这个问题是this question的延续
在下面的示例中,我将介绍几个新维度。在汇总和分配所有数量后,我期望总数量相同,但我有一些差异。
请看下面的例子
package playground
import org.apache.log4j.{Level, Logger}
import org.apache.spark.sql.SparkSession
import org.apache.spark.sql.functions.{col, round, sum}
object sample3 {
val spark = SparkSession
.builder()
.appName("Sample app")
.master("local")
.getOrCreate()
val sc = spark.sparkContext
final case class Owner(a: Long,
b: String,
c: Long,
d: Short,
e: String,
f: String,
o_qtty: Double)
// notice column d is not present in Invoice
final case class Invoice(c: Long,
a: Long,
b: String,
e: String,
f: String,
i_qtty: Double)
def main(args: Array[String]): Unit = {
Logger.getLogger("org").setLevel(Level.OFF)
import spark.implicits._
val ownerData = Seq(
Owner(11, "A", 666, 2017, "x", "y", 50),
Owner(11, "A", 222, 2018, "x", "y", 20),
Owner(33, "C", 444, 2018, "x", "y", 20),
Owner(33, "C", 555, 2018, "x", "y", 120),
Owner(22, "B", 555, 2018, "x", "y", 20),
Owner(99, "D", 888, 2018, "x", "y", 100),
Owner(11, "A", 888, 2018, "x", "y", 100),
Owner(11, "A", 666, 2018, "x", "y", 80),
Owner(33, "C", 666, 2018, "x", "y", 80),
Owner(11, "A", 444, 2018, "x", "y", 50),
)
val invoiceData = Seq(
Invoice(444, 33, "C", "x", "y", 10),
Invoice(999, 22, "B", "x", "y", 200),
Invoice(666, 11, "A", "x", "y", 15),
Invoice(555, 22, "B", "x", "y", 200),
Invoice(888, 11, "A", "x", "y", 12),
)
val owners = spark
.createDataset(ownerData)
.as[Owner]
.cache()
val invoices = spark
.createDataset(invoiceData)
.as[Invoice]
.cache()
val p1 = owners
.join(invoices, Seq("a", "c", "e", "f", "b"))
.selectExpr(
"a",
"d",
"b",
"e",
"f",
"c",
"IF(o_qtty-i_qtty < 0,o_qtty,o_qtty - i_qtty) AS qtty",
"IF(o_qtty-i_qtty < 0,0,i_qtty) AS to_distribute"
)
val p2 = owners
.join(invoices, Seq("a", "c", "e", "f", "b"), "left_outer")
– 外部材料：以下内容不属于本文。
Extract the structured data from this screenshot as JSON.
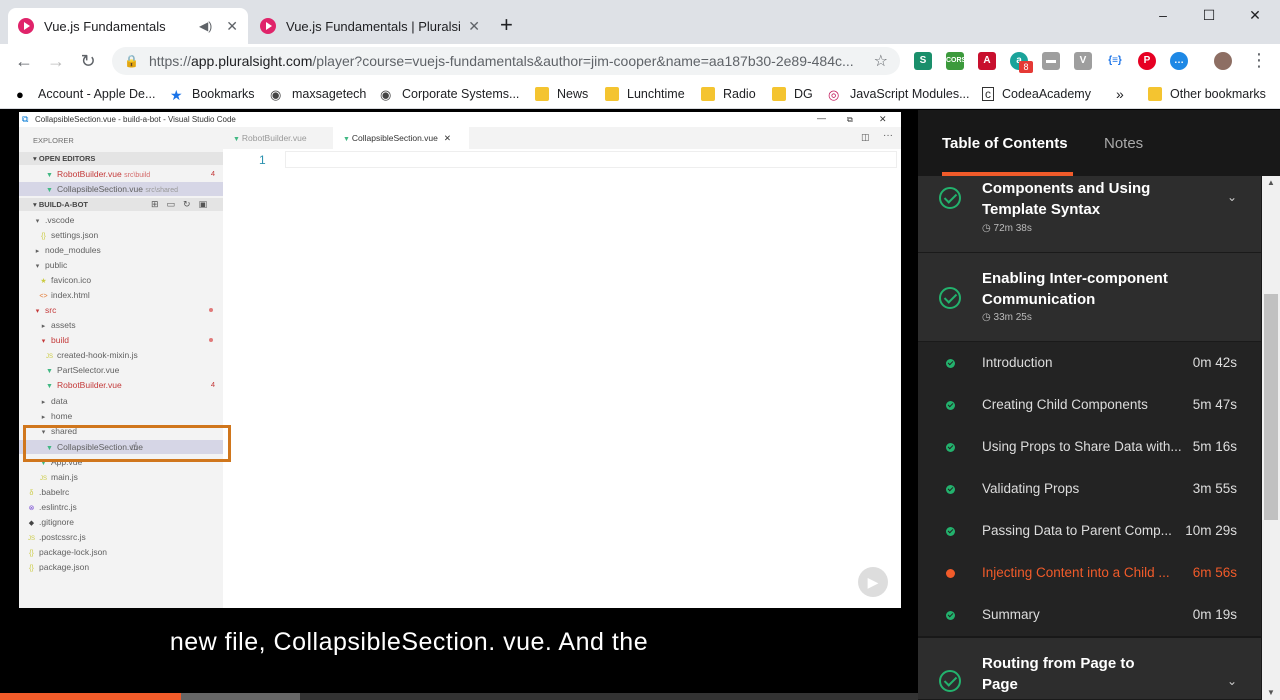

.filter(row => row.anyNull)
.drop(col("i_qtty"))
.withColumnRenamed("o_qtty", "qtty")
val distribute = p1
.groupBy("a", "d", "b", "e", "f")
.agg(sum(col("to_distribute")).as("to_distribute"))
val proportion = p2
.groupBy("a", "d", "b", "e", "f")
.agg(sum(col("qtty")).as("proportion"))
val result = p2
.join(distribute, Seq("a", "d", "b", "e", "f"))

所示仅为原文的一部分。